Changes in protein homeostasis could be a direct consequence of the lack of protein or indirectly caused by pleiotropic effects and reduced fitness. To determine whether extensive proteome remodeling is associated with growth disadvantages, we divided the 3308 knockout strains into 33 bins according to the number of altered proteins. The first bin contained the 100 strains with the most extensive proteome remodeling (more than 282 proteins with changed expression per knockout compared to wild-type). Matching these data with growth measurements we performed for each knockout strain, we show that strains in the first bin exhibited significantly slower growth (Kruskal–Wallis, p < 2.2e−16) than all other knockout strains (Fig. 2d and Supplementary Fig. 2a). Gene set enrichment analysis (GSEA) of the knockout strains ranked by the number of altered proteins showed overrepresentation of terms related to the regulation of gene expression, RNA metabolism and protein metabolism for strains with higher proteome remodeling (Fig. 2e). Notably, genes belonging to these gene ontology (GO) categories were also enriched among essential genes (Supplementary Fig. 2b). This may suggest that extensive expression remodulation of the cell at the proteome level is attempted at the cost of fitness to ensure survival.
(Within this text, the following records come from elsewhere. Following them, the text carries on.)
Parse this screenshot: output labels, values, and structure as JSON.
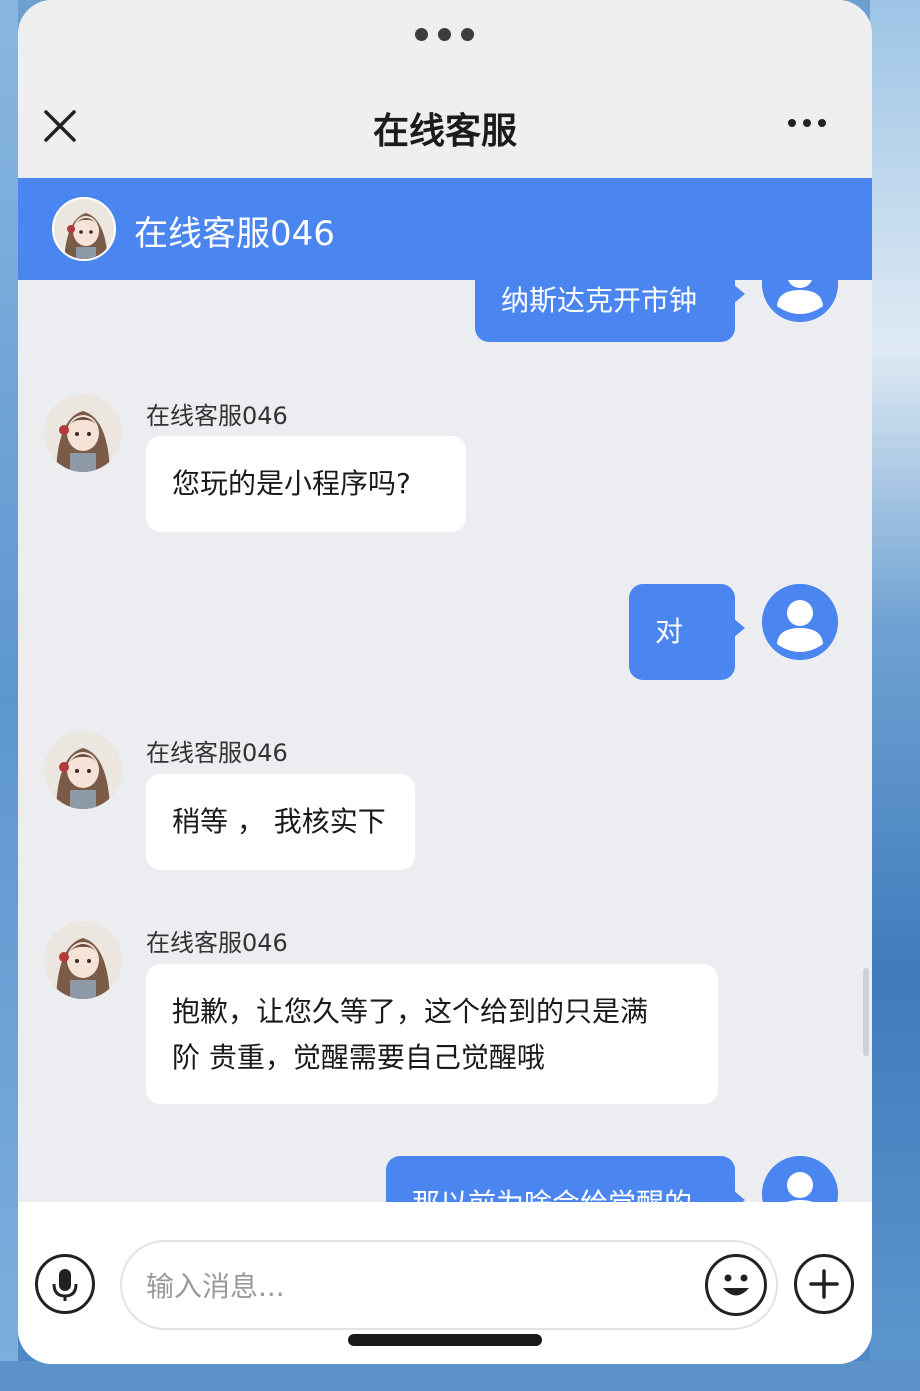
{
  "header": {
    "title": "在线客服",
    "close_icon": "close-icon",
    "more_icon": "more-horizontal-icon"
  },
  "agent": {
    "name": "在线客服046"
  },
  "messages": [
    {
      "side": "right",
      "text": "纳斯达克开市钟"
    },
    {
      "side": "left",
      "sender": "在线客服046",
      "text": "您玩的是小程序吗?"
    },
    {
      "side": "right",
      "text": "对"
    },
    {
      "side": "left",
      "sender": "在线客服046",
      "text": "稍等 ， 我核实下"
    },
    {
      "side": "left",
      "sender": "在线客服046",
      "text_line1": "抱歉，让您久等了，这个给到的只是满",
      "text_line2": "阶 贵重，觉醒需要自己觉醒哦"
    },
    {
      "side": "right",
      "text": "那以前为啥会给觉醒的"
    }
  ],
  "composer": {
    "placeholder": "输入消息...",
    "mic_icon": "microphone-icon",
    "emoji_icon": "emoji-icon",
    "plus_icon": "plus-icon"
  },
  "colors": {
    "accent": "#4a85f0",
    "chat_bg": "#ecedf0",
    "bubble_left": "#ffffff"
  }
}
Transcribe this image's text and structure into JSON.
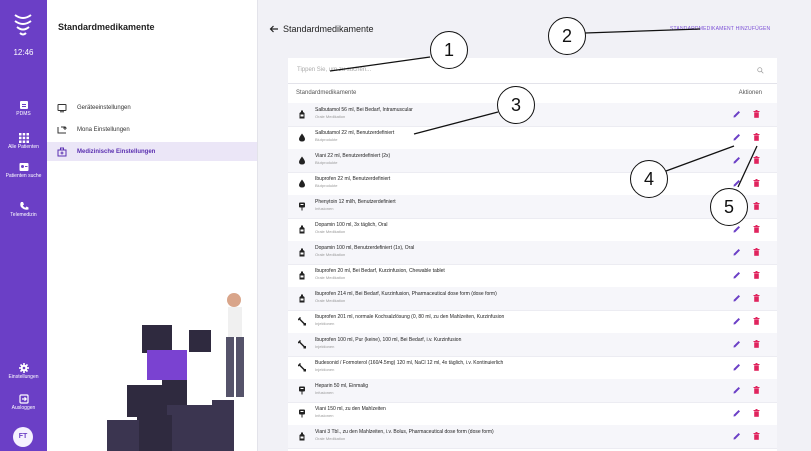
{
  "rail": {
    "time": "12:46",
    "items": [
      {
        "label": "PDMS",
        "icon": "clipboard-icon"
      },
      {
        "label": "Alle Patienten",
        "icon": "grid-icon"
      },
      {
        "label": "Patienten suche",
        "icon": "patient-search-icon"
      },
      {
        "label": "Telemedizin",
        "icon": "phone-icon"
      },
      {
        "label": "Einstellungen",
        "icon": "gear-icon"
      },
      {
        "label": "Ausloggen",
        "icon": "logout-icon"
      }
    ],
    "avatar": "FT",
    "color": "#6b3fc6"
  },
  "panel": {
    "title": "Standardmedikamente",
    "menu": [
      {
        "label": "Geräteeinstellungen",
        "icon": "device-icon",
        "active": false
      },
      {
        "label": "Mona Einstellungen",
        "icon": "mona-icon",
        "active": false
      },
      {
        "label": "Medizinische Einstellungen",
        "icon": "medical-icon",
        "active": true
      }
    ]
  },
  "main": {
    "title": "Standardmedikamente",
    "add_button": "STANDARDMEDIKAMENT HINZUFÜGEN",
    "search_placeholder": "Tippen Sie, um zu suchen...",
    "col_name": "Standardmedikamente",
    "col_actions": "Aktionen",
    "rows": [
      {
        "name": "Salbutamol 56 ml, Bei Bedarf, Intramuscular",
        "type": "Orale Medikation",
        "icon": "bottle"
      },
      {
        "name": "Salbutamol 22 ml, Benutzerdefiniert",
        "type": "Blutprodukte",
        "icon": "drop"
      },
      {
        "name": "Viani 22 ml, Benutzerdefiniert (2x)",
        "type": "Blutprodukte",
        "icon": "drop"
      },
      {
        "name": "Ibuprofen 22 ml, Benutzerdefiniert",
        "type": "Blutprodukte",
        "icon": "drop"
      },
      {
        "name": "Phenytoin 12 ml/h, Benutzerdefiniert",
        "type": "Infusionen",
        "icon": "infusion"
      },
      {
        "name": "Dopamin 100 ml, 3x täglich, Oral",
        "type": "Orale Medikation",
        "icon": "bottle"
      },
      {
        "name": "Dopamin 100 ml, Benutzerdefiniert (1x), Oral",
        "type": "Orale Medikation",
        "icon": "bottle"
      },
      {
        "name": "Ibuprofen 20 ml, Bei Bedarf, Kurzinfusion, Chewable tablet",
        "type": "Orale Medikation",
        "icon": "bottle"
      },
      {
        "name": "Ibuprofen 214 ml, Bei Bedarf, Kurzinfusion, Pharmaceutical dose form (dose form)",
        "type": "Orale Medikation",
        "icon": "bottle"
      },
      {
        "name": "Ibuprofen 201 ml, normale Kochsalzlösung (0, 80 ml, zu den Mahlzeiten, Kurzinfusion",
        "type": "Injektionen",
        "icon": "syringe"
      },
      {
        "name": "Ibuprofen 100 ml, Pur (keine), 100 ml, Bei Bedarf, i.v. Kurzinfusion",
        "type": "Injektionen",
        "icon": "syringe"
      },
      {
        "name": "Budesonid / Formoterol (160/4.5mg) 120 ml, NaCl 12 ml, 4x täglich, i.v. Kontinuierlich",
        "type": "Injektionen",
        "icon": "syringe"
      },
      {
        "name": "Heparin 50 ml, Einmalig",
        "type": "Infusionen",
        "icon": "infusion"
      },
      {
        "name": "Viani 150 ml, zu den Mahlzeiten",
        "type": "Infusionen",
        "icon": "infusion"
      },
      {
        "name": "Viani 3 Tbl., zu den Mahlzeiten, i.v. Bolus, Pharmaceutical dose form (dose form)",
        "type": "Orale Medikation",
        "icon": "bottle"
      }
    ]
  },
  "callouts": [
    "1",
    "2",
    "3",
    "4",
    "5"
  ],
  "colors": {
    "accent": "#7b4fd6",
    "delete": "#e0245e",
    "edit": "#6b3fc6"
  }
}
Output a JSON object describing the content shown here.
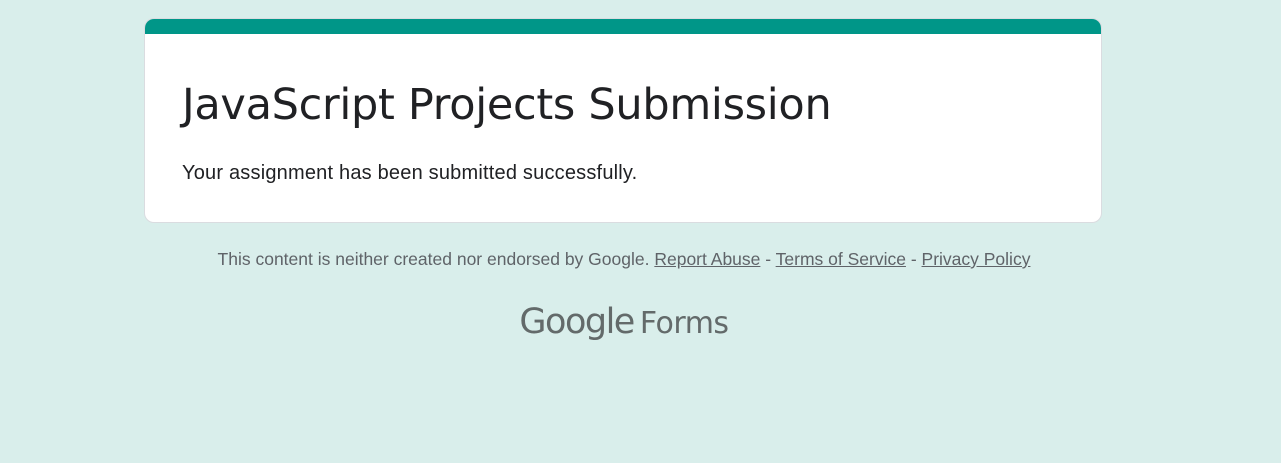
{
  "form": {
    "title": "JavaScript Projects Submission",
    "confirmation_message": "Your assignment has been submitted successfully."
  },
  "footer": {
    "disclaimer": "This content is neither created nor endorsed by Google.",
    "separator": "-",
    "report_abuse": "Report Abuse",
    "terms": "Terms of Service",
    "privacy": "Privacy Policy"
  },
  "brand": {
    "google": "Google",
    "forms": "Forms"
  },
  "colors": {
    "background": "#d9eeeb",
    "accent": "#009688",
    "card": "#ffffff",
    "text_primary": "#202124",
    "text_secondary": "#5f6368"
  }
}
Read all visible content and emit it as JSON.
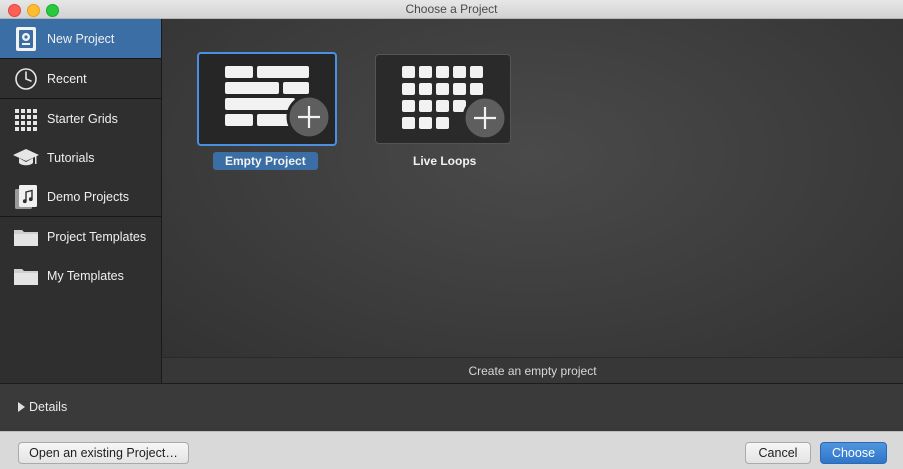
{
  "window": {
    "title": "Choose a Project"
  },
  "sidebar": {
    "items": [
      {
        "label": "New Project",
        "icon": "new-project-icon",
        "selected": true
      },
      {
        "label": "Recent",
        "icon": "clock-icon",
        "selected": false
      },
      {
        "label": "Starter Grids",
        "icon": "grid-icon",
        "selected": false
      },
      {
        "label": "Tutorials",
        "icon": "mortarboard-icon",
        "selected": false
      },
      {
        "label": "Demo Projects",
        "icon": "music-document-icon",
        "selected": false
      },
      {
        "label": "Project Templates",
        "icon": "folder-icon",
        "selected": false
      },
      {
        "label": "My Templates",
        "icon": "folder-icon",
        "selected": false
      }
    ]
  },
  "templates": [
    {
      "label": "Empty Project",
      "icon": "empty-project-icon",
      "selected": true
    },
    {
      "label": "Live Loops",
      "icon": "live-loops-icon",
      "selected": false
    }
  ],
  "status": {
    "text": "Create an empty project"
  },
  "details": {
    "label": "Details",
    "expanded": false
  },
  "footer": {
    "open_label": "Open an existing Project…",
    "cancel_label": "Cancel",
    "choose_label": "Choose"
  },
  "colors": {
    "accent": "#3a6ea5",
    "selection_border": "#4a90e2",
    "primary_button": "#2f76c9"
  }
}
In the case of essential genes, this is not achievable and thus results in cell death.
Co-expression patterns and strain similarity reveal complex and pathway associations
It has been shown that proteins belonging to the same complex or pathway are often co-expressed21. Thus, correlative expression comparison can be used to infer functional information for currently uncharacterized proteins. To benchmark co-expressed groups of proteins across the knockout strains from our genome-wide proteome analysis, we checked whether pairwise protein correlations agree with previously reported pathways, complexes and transcriptome co-expression patterns using STRINGdb22. Indeed, there is good agreement between STRINGdb associations and higher Pearson correlation coefficients of protein co-expression, demonstrating that proteome co-expression from our screen recapitulates STRINGdb associations (Supplementary Fig. 3a).
As the overall correlations appear meaningful, we next inferred the function of individual proteins by using the functional information from co-expressed proteins, similar to what is commonly done at the transcript level. We used the supersom clustering algorithm23 based on self-organizing maps (SOM) to group proteins based on their abundance tendencies across all knockout strains. After quality assessment of the initial 144 clusters, we kept 113 high-confidence clusters with low mean distances to the center of the respective cluster (<75 percentile of all distances). These clusters contained 1171 proteins with high co-expression correlations between protein pairs belonging to the same cluster (Supplementary Fig. 3b–e). To benchmark these clusters, we attempted to use a previously published Y2H interaction screen24, but the overlap was too small (Supplementary Fig. 3f). However, when we used reported S. pombe genetic interactions16, we found significantly higher genetic interaction profile correlations for proteins that belong to the same cluster (Supplementary Fig. 3g). Importantly, these clusters showed twice as high STRINGdb connectivity scores than expected by chance (Supplementary Fig. 3h, i).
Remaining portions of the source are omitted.